- IATA: none; ICAO: none;

Summary
- Airport type: Public
- Location: Balabac, Palawan, Philippines
- Coordinates: 08°13′29″N 117°19′25″E﻿ / ﻿8.22472°N 117.32361°E
- Interactive map of Bugsuk Airport

Runways
| Direction | Length |  | Surface |
| ft | m |
|  | 9,842.52 | 3,000 |  |

= Bugsuk Airport =

Bugsuk Airport is a planned airport in Bugsuk island in the municipality of Balabac, Palawan in the Philippines.

==History==
San Miguel Corporation (SMC) is a titleholder of 7000 ha of land in Bugsuk island of Balabac town in Palawan since 1974. The Molbog indigenous people have attempted acquiring the land insisting it is within scope of the government's Land Reform Program. The Department of Agriculture in 2023 ruled that the lands are not subject to agrarian reform.
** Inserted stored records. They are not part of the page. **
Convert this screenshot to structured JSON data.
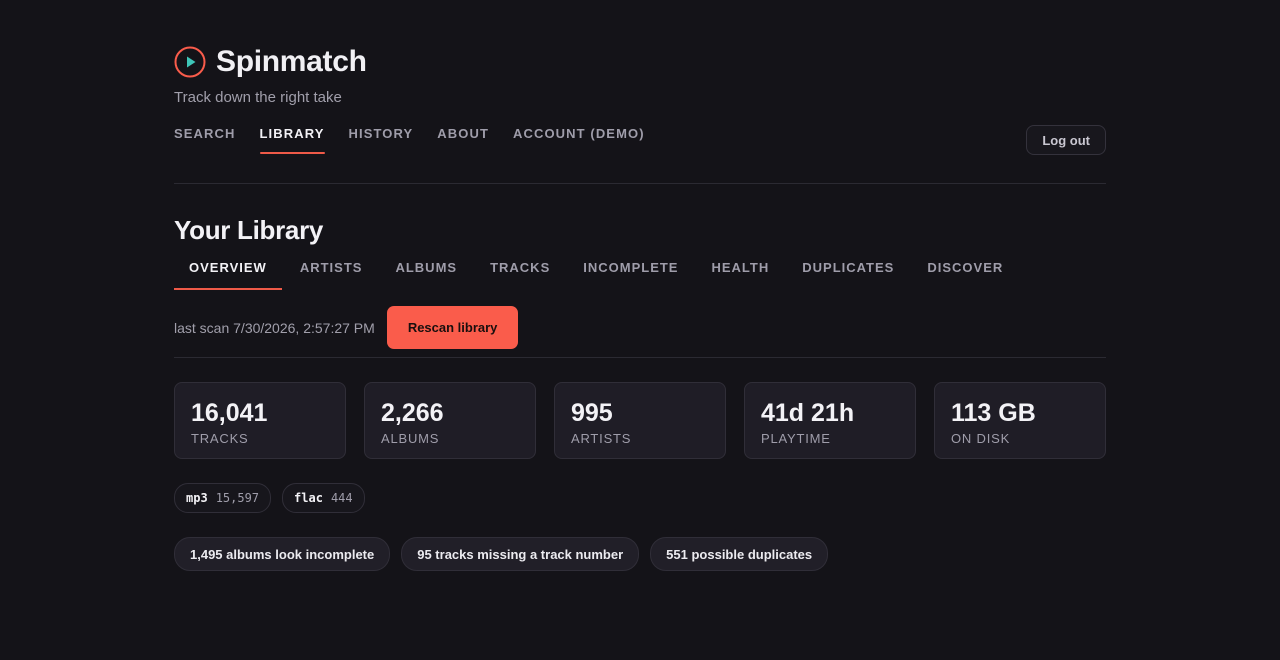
{
  "app": {
    "title": "Spinmatch",
    "tagline": "Track down the right take",
    "logo_icon": "play-circle-icon",
    "accent_color": "#fa5c4b",
    "play_color": "#3ec6b8"
  },
  "topnav": {
    "items": [
      {
        "id": "search",
        "label": "SEARCH"
      },
      {
        "id": "library",
        "label": "LIBRARY",
        "active": true
      },
      {
        "id": "history",
        "label": "HISTORY"
      },
      {
        "id": "about",
        "label": "ABOUT"
      },
      {
        "id": "account",
        "label": "ACCOUNT (DEMO)"
      }
    ],
    "logout_label": "Log out"
  },
  "library": {
    "title": "Your Library",
    "tabs": [
      {
        "id": "overview",
        "label": "OVERVIEW",
        "active": true
      },
      {
        "id": "artists",
        "label": "ARTISTS"
      },
      {
        "id": "albums",
        "label": "ALBUMS"
      },
      {
        "id": "tracks",
        "label": "TRACKS"
      },
      {
        "id": "incomplete",
        "label": "INCOMPLETE"
      },
      {
        "id": "health",
        "label": "HEALTH"
      },
      {
        "id": "duplicates",
        "label": "DUPLICATES"
      },
      {
        "id": "discover",
        "label": "DISCOVER"
      }
    ],
    "last_scan": "last scan 7/30/2026, 2:57:27 PM",
    "rescan_label": "Rescan library",
    "stats": [
      {
        "value": "16,041",
        "label": "TRACKS"
      },
      {
        "value": "2,266",
        "label": "ALBUMS"
      },
      {
        "value": "995",
        "label": "ARTISTS"
      },
      {
        "value": "41d 21h",
        "label": "PLAYTIME"
      },
      {
        "value": "113 GB",
        "label": "ON DISK"
      }
    ],
    "formats": [
      {
        "name": "mp3",
        "count": "15,597"
      },
      {
        "name": "flac",
        "count": "444"
      }
    ],
    "alerts": [
      {
        "id": "incomplete-albums",
        "label": "1,495 albums look incomplete"
      },
      {
        "id": "missing-track-number",
        "label": "95 tracks missing a track number"
      },
      {
        "id": "possible-duplicates",
        "label": "551 possible duplicates"
      }
    ]
  }
}
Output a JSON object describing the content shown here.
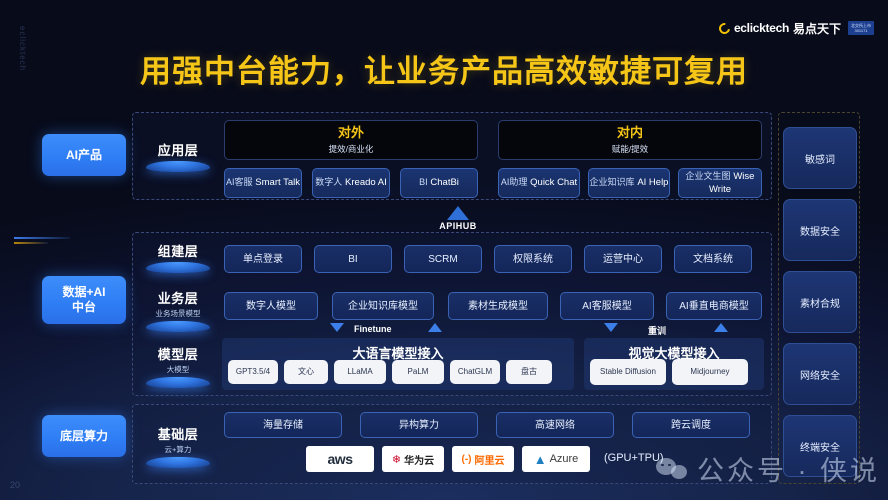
{
  "slide": {
    "page_number": "20",
    "side_vertical_text": "eclicktech",
    "title": "用强中台能力，让业务产品高效敏捷可复用",
    "accent_color": "#f5c518",
    "brand_blue": "#2f7ef5"
  },
  "logo": {
    "icon": "crescent-icon",
    "en": "eclicktech",
    "cn": "易点天下",
    "stock_code_line1": "北交所上市",
    "stock_code_line2": "301171"
  },
  "left_rail": [
    {
      "label": "AI产品"
    },
    {
      "label": "数据+AI\n中台"
    },
    {
      "label": "底层算力"
    }
  ],
  "application_layer": {
    "layer_main": "应用层",
    "layer_sub": "",
    "external": {
      "title": "对外",
      "subtitle": "提效/商业化",
      "cards": [
        {
          "cn": "AI客服",
          "en": "Smart Talk"
        },
        {
          "cn": "数字人",
          "en": "Kreado AI"
        },
        {
          "cn": "BI",
          "en": "ChatBi"
        }
      ]
    },
    "internal": {
      "title": "对内",
      "subtitle": "赋能/提效",
      "cards": [
        {
          "cn": "AI助理",
          "en": "Quick Chat"
        },
        {
          "cn": "企业知识库",
          "en": "AI Help"
        },
        {
          "cn": "企业文生图",
          "en": "Wise Write"
        }
      ]
    }
  },
  "apihub": {
    "label": "APIHUB",
    "icon": "arrow-up-icon"
  },
  "component_layer": {
    "layer_main": "组建层",
    "layer_sub": "",
    "cards": [
      "单点登录",
      "BI",
      "SCRM",
      "权限系统",
      "运营中心",
      "文档系统"
    ]
  },
  "business_layer": {
    "layer_main": "业务层",
    "layer_sub": "业务场景模型",
    "cards": [
      "数字人模型",
      "企业知识库模型",
      "素材生成模型",
      "AI客服模型",
      "AI垂直电商模型"
    ]
  },
  "flow_labels": {
    "finetune": "Finetune",
    "retrain": "重训"
  },
  "model_layer": {
    "layer_main": "模型层",
    "layer_sub": "大模型",
    "llm": {
      "title": "大语言模型接入",
      "items": [
        "GPT3.5/4",
        "文心",
        "LLaMA",
        "PaLM",
        "ChatGLM",
        "盘古"
      ]
    },
    "vision": {
      "title": "视觉大模型接入",
      "items": [
        "Stable Diffusion",
        "Midjourney"
      ]
    }
  },
  "infra_layer": {
    "layer_main": "基础层",
    "layer_sub": "云+算力",
    "cards": [
      "海量存储",
      "异构算力",
      "高速网络",
      "跨云调度"
    ],
    "vendors": [
      "aws",
      "华为云",
      "阿里云",
      "Azure"
    ],
    "note": "(GPU+TPU)"
  },
  "right_rail": [
    {
      "label": "敏感词"
    },
    {
      "label": "数据安全"
    },
    {
      "label": "素材合规"
    },
    {
      "label": "网络安全"
    },
    {
      "label": "终端安全"
    }
  ],
  "watermark": {
    "icon": "wechat-icon",
    "text": "公众号 · 侠说"
  }
}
SMC developed a runway in the area to support a failed experimental coconut plantation where fruit varieties from Malaysia and Africa are to be cultivated. The runway is now being developed into a commercial airport under the name "Bugsuk International Airport". As of 2022, there is no terminal building yet but already serves chartered flights to Balabac.

The facility has a 3 km runway and is intended to support SMC's proposed beach resort development.